Bank customers to be able to transfer money between accounts within hours under sweeping plans to reform the industry

Osborne said choice is a powerful tool to improve markets and customer service

Bank customers will be able to transfer money between accounts within hours not days, George Osborne announced today, as he promised a banking “revolution in customer choice”.

Credit and debit card companies will also be forced to pass on money to businesses in a fraction of the time it takes at present as part of a package of measures to improve confidence in the banks.

It will also be made much easier for bank customers to swap their accounts to another provider while new entrants will be encouraged to come into the market.

In a speech in Dorset Mr Osborne said choice was the most powerful tool we have to improve markets and customer service, reward good companies and penalise poor ones.

“One of the prices we’re paying for the financial crisis is that our banking sector is now dominated by a few big banks,” he said.

“It verges on an oligopoly. I want new faces on the high street. I want upstart challengers offering new and better services that shake up the established players.

“From September this year, every customer of every bank in Britain will be able to switch their bank account from their existing bank to another one in seven days. All they will have to do is sign up to a new bank – and the rest will follow.

All the direct debits, the standing orders, everything will be switched for you with no hassle. This is a revolution in customer choice.”

Mr Osborne also promised a revolution in the payments systems which is crucial to the banking system.

“Why, in the age of instant communication, do small businesses have to wait for several days before they get their money from a credit or debit card payment?” he asked. “Why do cheques take six days to clear?

“Customers and businesses should be able to move their money round the system much more quickly.  Why is it that big banks can move their money around instantly, but when a small business wants to make a payment it takes days?

“The system isn’t working for customers, so we will change it.”

At the same time Mr Osborne announced he would introduce new legislation which, for the first time, will force banks to split up their investment arms from their retail operations.

The move is designed to prevent banks "gambling" with deposit money and allow banks' investment arms to go bankrupt without threatening savers. Any bank which fails to comply with the new rules could be forced by the Bank of England to sell off its investment or retail operations – the so -called "electric ring fence".

The decision to "electrify" the ring fence between customer banks accounts and investment banking is a surprise as Mr Osborne and other senior ministers had previously appeared hostile to the move.

However the Chancellor is thought to have concluded that the proposal, put forward by the Chairman of the Banking Commission, Andrew Tyrie, was necessary to reassure the public the new rules have "teeth" and couldn't be manipulated by the banks in the future.

Mr Osborne also took swipe at the Labour leader, Ed Miliband, suggesting that his anti-bank rhetoric is damaging a vital British national interest. "Any bunch of politicians can bash the banks, chase the headlines, court the populist streak," he said.

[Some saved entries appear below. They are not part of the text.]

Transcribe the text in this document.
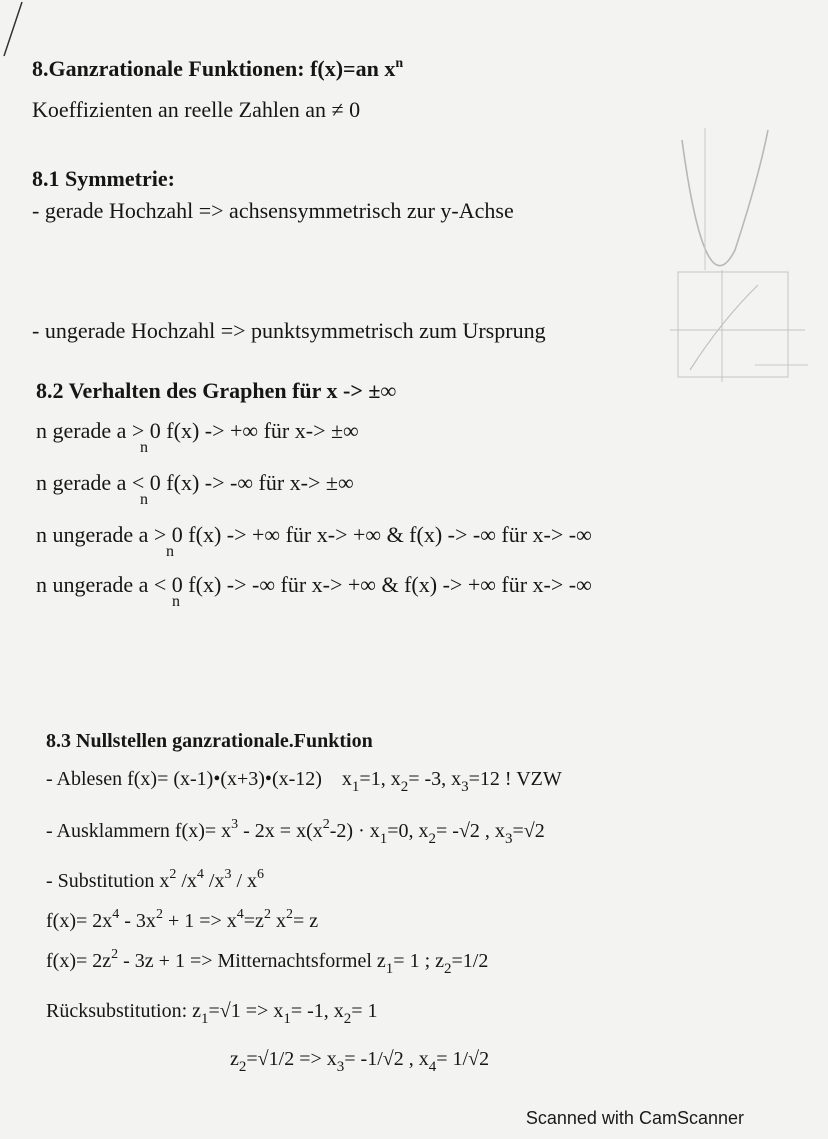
8.Ganzrationale Funktionen: f(x)=an $x^n$
Koeffizienten an reelle Zahlen an ≠ 0
8.1 Symmetrie:
- gerade Hochzahl => achsensymmetrisch zur y-Achse
- ungerade Hochzahl => punktsymmetrisch zum Ursprung
8.2 Verhalten des Graphen für x -> ±∞
n gerade a > 0 f(x) -> +∞ für x-> ±∞
n
n gerade a < 0 f(x) -> -∞ für x-> ±∞
n
n ungerade a > 0 f(x) -> +∞ für x-> +∞ & f(x) -> -∞ für x-> -∞
n
n ungerade a < 0 f(x) -> -∞ für x-> +∞ & f(x) -> +∞ für x-> -∞
n
8.3 Nullstellen ganzrationale.Funktion
- Ablesen f(x)= (x-1)•(x+3)•(x-12) $x_1=1$, $x_2= -3$, $x_3=12$ ! VZW
- Ausklammern $f(x)= x^3 - 2x = x(x^2-2) \cdot x_1=0$, $x_2= -√2$ , $x_3=√2$
- Substitution $x^2$ $/x^4$ $/x^3 / x^6$
$f(x)= 2x^4 - 3x^2 + 1 => x^4=z^2$ $x^2= z$
$f(x)= 2z^2 - 3z + 1$ => Mitternachtsformel $z_1= 1$ ; $z_2=1/2$
Rücksubstitution: $z_1=√1 => x_1= -1$, $x_2= 1$
$z_2=√1/2 => x_3= -1/√2$ , $x_4= 1/√2$
Scanned with CamScanner
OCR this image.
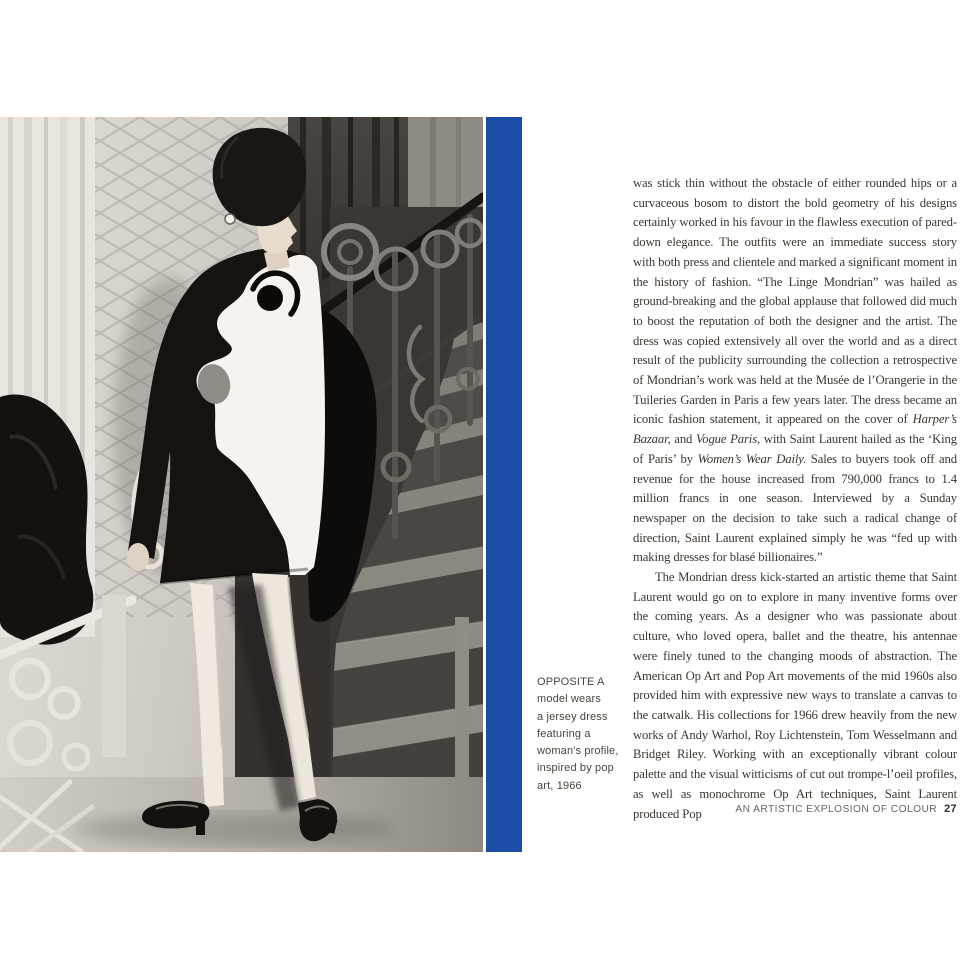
OPPOSITE A
model wears
a jersey dress
featuring a
woman's profile,
inspired by pop
art, 1966

was stick thin without the obstacle of either rounded hips or a curvaceous bosom to distort the bold geometry of his designs certainly worked in his favour in the flawless execution of pared-down elegance. The outfits were an immediate success story with both press and clientele and marked a significant moment in the history of fashion. “The Linge Mondrian” was hailed as ground-breaking and the global applause that followed did much to boost the reputation of both the designer and the artist. The dress was copied extensively all over the world and as a direct result of the publicity surrounding the collection a retrospective of Mondrian’s work was held at the Musée de l’Orangerie in the Tuileries Garden in Paris a few years later. The dress became an iconic fashion statement, it appeared on the cover of Harper’s Bazaar, and Vogue Paris, with Saint Laurent hailed as the ‘King of Paris’ by Women’s Wear Daily. Sales to buyers took off and revenue for the house increased from 790,000 francs to 1.4 million francs in one season. Interviewed by a Sunday newspaper on the decision to take such a radical change of direction, Saint Laurent explained simply he was “fed up with making dresses for blasé billionaires.”

The Mondrian dress kick-started an artistic theme that Saint Laurent would go on to explore in many inventive forms over the coming years. As a designer who was passionate about culture, who loved opera, ballet and the theatre, his antennae were finely tuned to the changing moods of abstraction. The American Op Art and Pop Art movements of the mid 1960s also provided him with expressive new ways to translate a canvas to the catwalk. His collections for 1966 drew heavily from the new works of Andy Warhol, Roy Lichtenstein, Tom Wesselmann and Bridget Riley. Working with an exceptionally vibrant colour palette and the visual witticisms of cut out trompe-l’oeil profiles, as well as monochrome Op Art techniques, Saint Laurent produced Pop	AN ARTISTIC EXPLOSION OF COLOUR 27
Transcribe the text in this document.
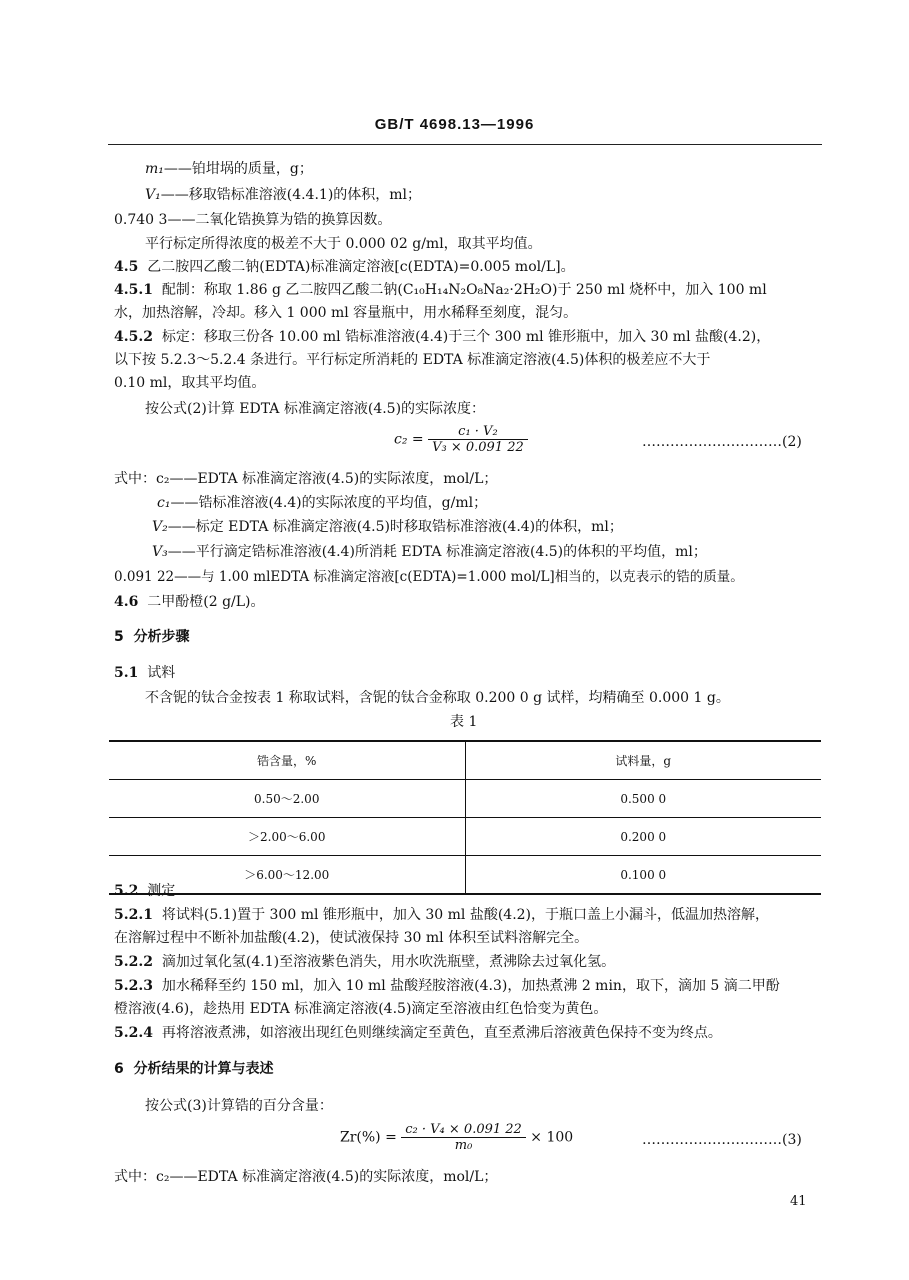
GB/T 4698.13—1996
m₁——铂坩埚的质量，g；
V₁——移取锆标准溶液(4.4.1)的体积，ml；
0.740 3——二氧化锆换算为锆的换算因数。
平行标定所得浓度的极差不大于 0.000 02 g/ml，取其平均值。
4.5 乙二胺四乙酸二钠(EDTA)标准滴定溶液[c(EDTA)=0.005 mol/L]。
4.5.1 配制：称取 1.86 g 乙二胺四乙酸二钠(C₁₀H₁₄N₂O₈Na₂·2H₂O)于 250 ml 烧杯中，加入 100 ml
水，加热溶解，冷却。移入 1 000 ml 容量瓶中，用水稀释至刻度，混匀。
4.5.2 标定：移取三份各 10.00 ml 锆标准溶液(4.4)于三个 300 ml 锥形瓶中，加入 30 ml 盐酸(4.2)，
以下按 5.2.3～5.2.4 条进行。平行标定所消耗的 EDTA 标准滴定溶液(4.5)体积的极差应不大于
0.10 ml，取其平均值。
按公式(2)计算 EDTA 标准滴定溶液(4.5)的实际浓度：
$c_2 = \frac{\text{c₁ · V₂}}{\text{V₃ × 0.091 22}}$	…………………………(2)
式中：c₂——EDTA 标准滴定溶液(4.5)的实际浓度，mol/L；
c₁——锆标准溶液(4.4)的实际浓度的平均值，g/ml；
V₂——标定 EDTA 标准滴定溶液(4.5)时移取锆标准溶液(4.4)的体积，ml；
V₃——平行滴定锆标准溶液(4.4)所消耗 EDTA 标准滴定溶液(4.5)的体积的平均值，ml；
0.091 22——与 1.00 mlEDTA 标准滴定溶液[c(EDTA)=1.000 mol/L]相当的，以克表示的锆的质量。
4.6 二甲酚橙(2 g/L)。
5 分析步骤
5.1 试料
不含铌的钛合金按表 1 称取试料，含铌的钛合金称取 0.200 0 g 试样，均精确至 0.000 1 g。
表 1
锆含量，%	试料量，g
0.50～2.00	0.500 0
＞2.00～6.00	0.200 0
＞6.00～12.00	0.100 0
5.2 测定
5.2.1 将试料(5.1)置于 300 ml 锥形瓶中，加入 30 ml 盐酸(4.2)，于瓶口盖上小漏斗，低温加热溶解，
在溶解过程中不断补加盐酸(4.2)，使试液保持 30 ml 体积至试料溶解完全。
5.2.2 滴加过氧化氢(4.1)至溶液紫色消失，用水吹洗瓶壁，煮沸除去过氧化氢。
5.2.3 加水稀释至约 150 ml，加入 10 ml 盐酸羟胺溶液(4.3)，加热煮沸 2 min，取下，滴加 5 滴二甲酚
橙溶液(4.6)，趁热用 EDTA 标准滴定溶液(4.5)滴定至溶液由红色恰变为黄色。
5.2.4 再将溶液煮沸，如溶液出现红色则继续滴定至黄色，直至煮沸后溶液黄色保持不变为终点。
6 分析结果的计算与表述
按公式(3)计算锆的百分含量：
$Zr(\%) = \frac{\text{c₂ · V₄ × 0.091 22}}{\text{m₀}} \times 100$	…………………………(3)
式中：c₂——EDTA 标准滴定溶液(4.5)的实际浓度，mol/L；
41
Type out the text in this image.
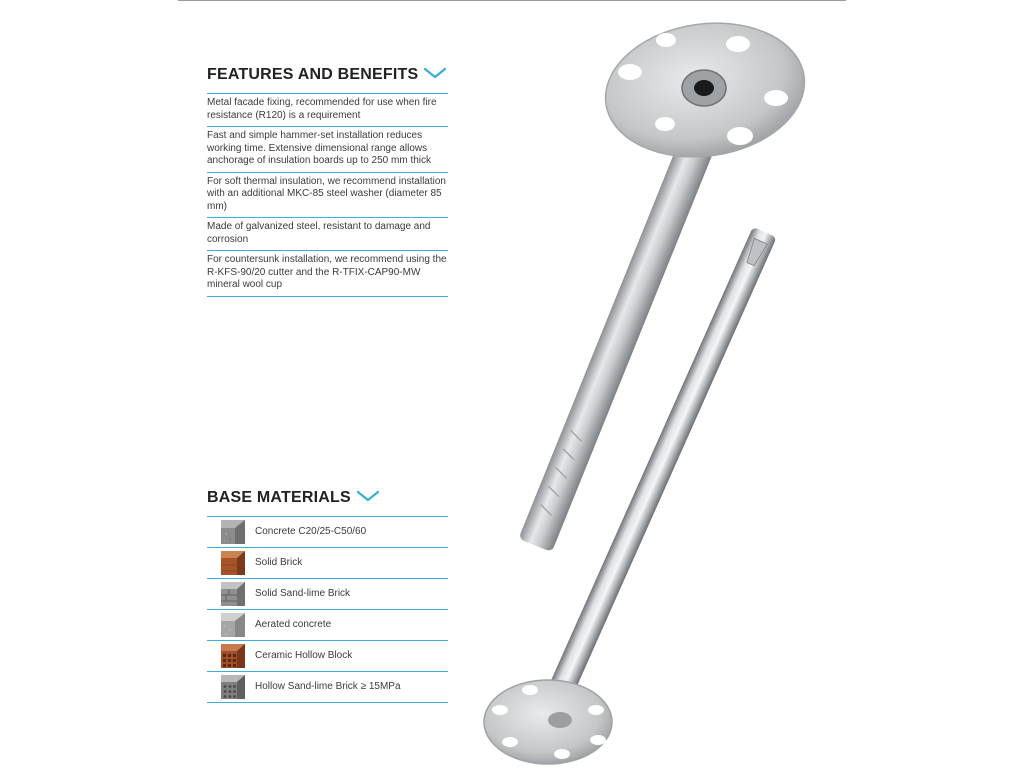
FEATURES AND BENEFITS
Metal facade fixing, recommended for use when fire resistance (R120) is a requirement
Fast and simple hammer-set installation reduces working time. Extensive dimensional range allows anchorage of insulation boards up to 250 mm thick
For soft thermal insulation, we recommend installation with an additional MKC-85 steel washer (diameter 85 mm)
Made of galvanized steel, resistant to damage and corrosion
For countersunk installation, we recommend using the R-KFS-90/20 cutter and the R-TFIX-CAP90-MW mineral wool cup
BASE MATERIALS
Concrete C20/25-C50/60
Solid Brick
Solid Sand-lime Brick
Aerated concrete
Ceramic Hollow Block
Hollow Sand-lime Brick ≥ 15MPa
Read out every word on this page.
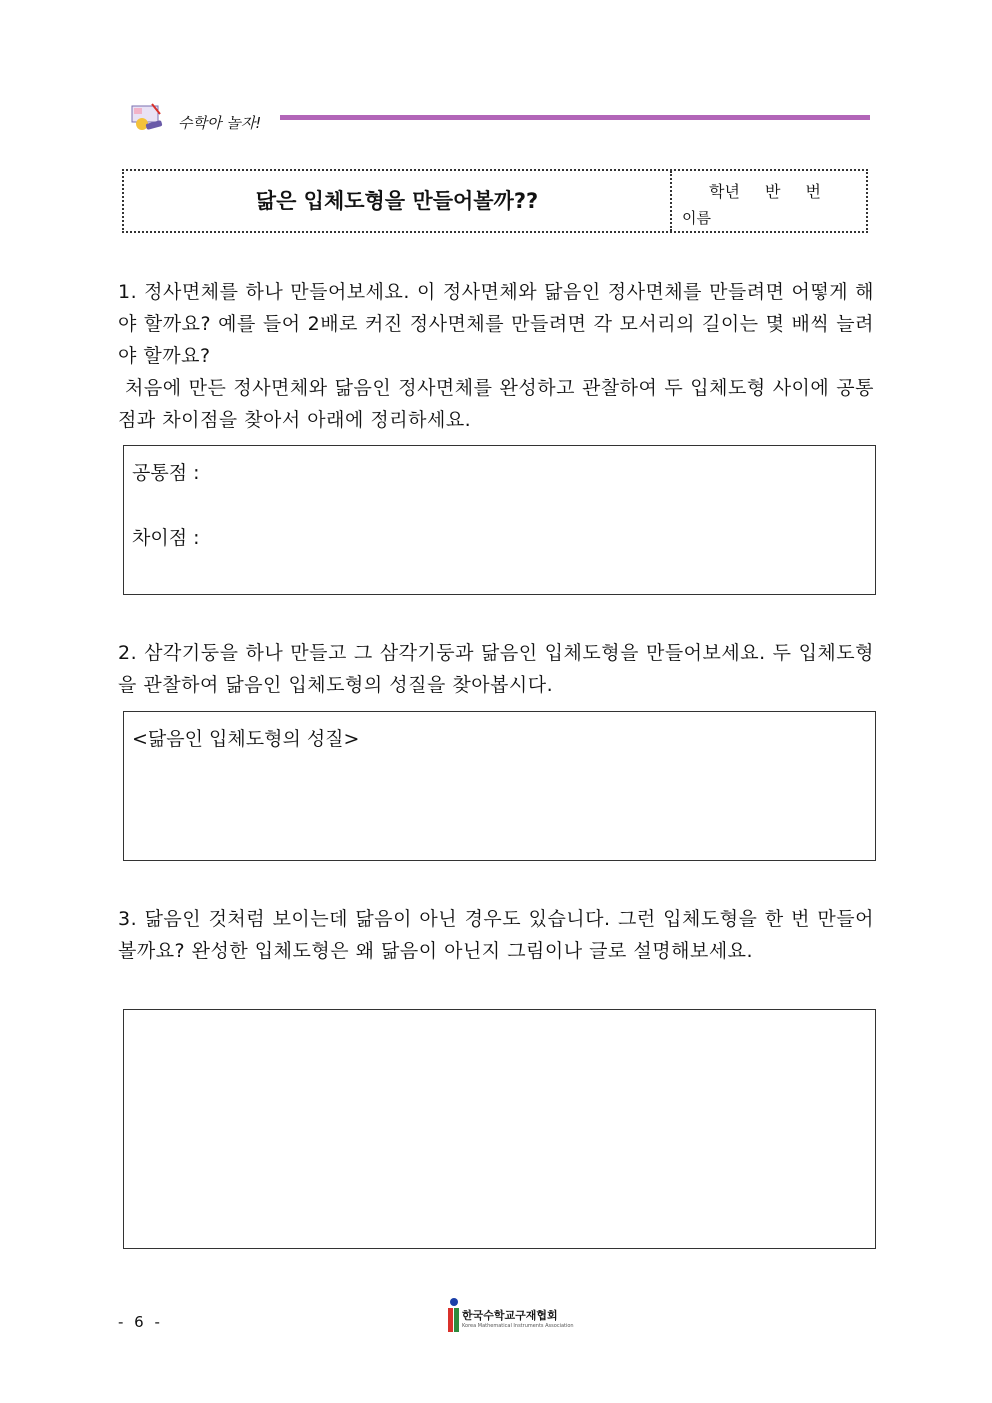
수학아 놀자!
닮은 입체도형을 만들어볼까??	학년 반 번
이름
1. 정사면체를 하나 만들어보세요. 이 정사면체와 닮음인 정사면체를 만들려면 어떻게 해야 할까요? 예를 들어 2배로 커진 정사면체를 만들려면 각 모서리의 길이는 몇 배씩 늘려야 할까요?
처음에 만든 정사면체와 닮음인 정사면체를 완성하고 관찰하여 두 입체도형 사이에 공통점과 차이점을 찾아서 아래에 정리하세요.
공통점 :
차이점 :
2. 삼각기둥을 하나 만들고 그 삼각기둥과 닮음인 입체도형을 만들어보세요. 두 입체도형을 관찰하여 닮음인 입체도형의 성질을 찾아봅시다.
<닮음인 입체도형의 성질>
3. 닮음인 것처럼 보이는데 닮음이 아닌 경우도 있습니다. 그런 입체도형을 한 번 만들어볼까요? 완성한 입체도형은 왜 닮음이 아닌지 그림이나 글로 설명해보세요.
- 6 -	한국수학교구재협회
Korea Mathematical Instruments Association
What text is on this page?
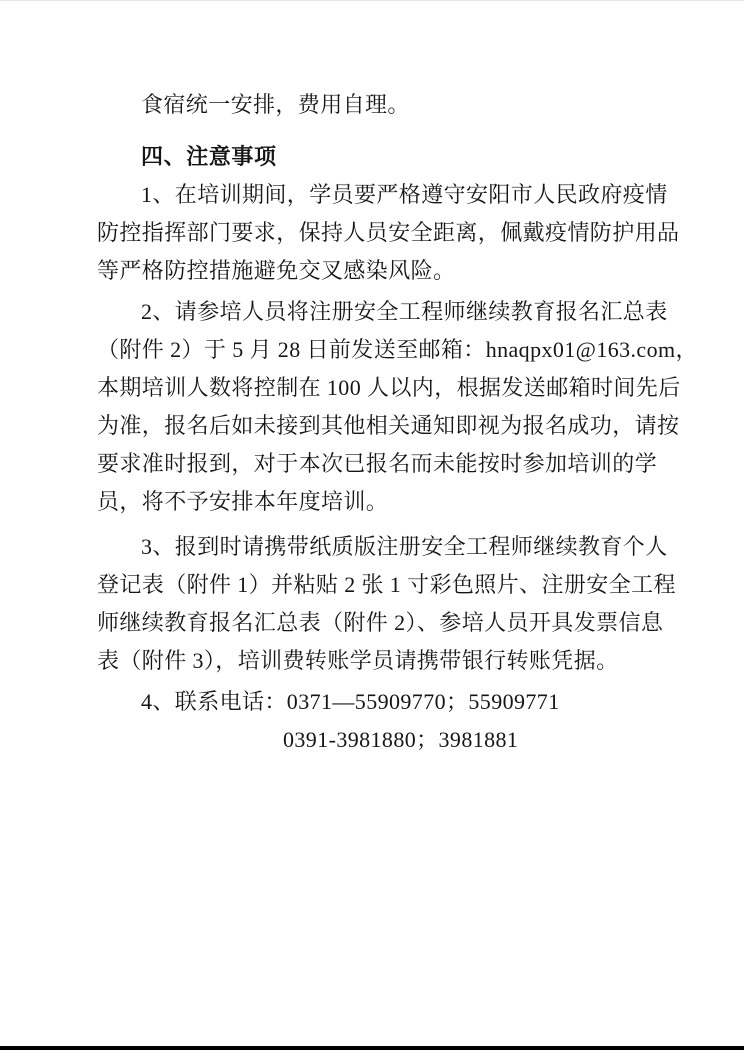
食宿统一安排，费用自理。
四、注意事项
1、在培训期间，学员要严格遵守安阳市人民政府疫情
防控指挥部门要求，保持人员安全距离，佩戴疫情防护用品
等严格防控措施避免交叉感染风险。
2、请参培人员将注册安全工程师继续教育报名汇总表
（附件 2）于 5 月 28 日前发送至邮箱：hnaqpx01@163.com，
本期培训人数将控制在 100 人以内，根据发送邮箱时间先后
为准，报名后如未接到其他相关通知即视为报名成功，请按
要求准时报到，对于本次已报名而未能按时参加培训的学
员，将不予安排本年度培训。
3、报到时请携带纸质版注册安全工程师继续教育个人
登记表（附件 1）并粘贴 2 张 1 寸彩色照片、注册安全工程
师继续教育报名汇总表（附件 2）、参培人员开具发票信息
表（附件 3），培训费转账学员请携带银行转账凭据。
4、联系电话：0371—55909770；55909771
0391-3981880；3981881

"But what good would that do our country? The jobs, the investment, the banking system we all need would go with it. Let's take the anger we feel about the banks and turn it into change to build the banking system that works for us all."

Labour's Shadow Treasury Minister, Chris Leslie, said the Chancellor was being dragged towards a partial climbdown.

"We must see fundamental cultural change in our banks," he said. "If this does not happen then banks will need to be split up completely, as we made clear in the autumn."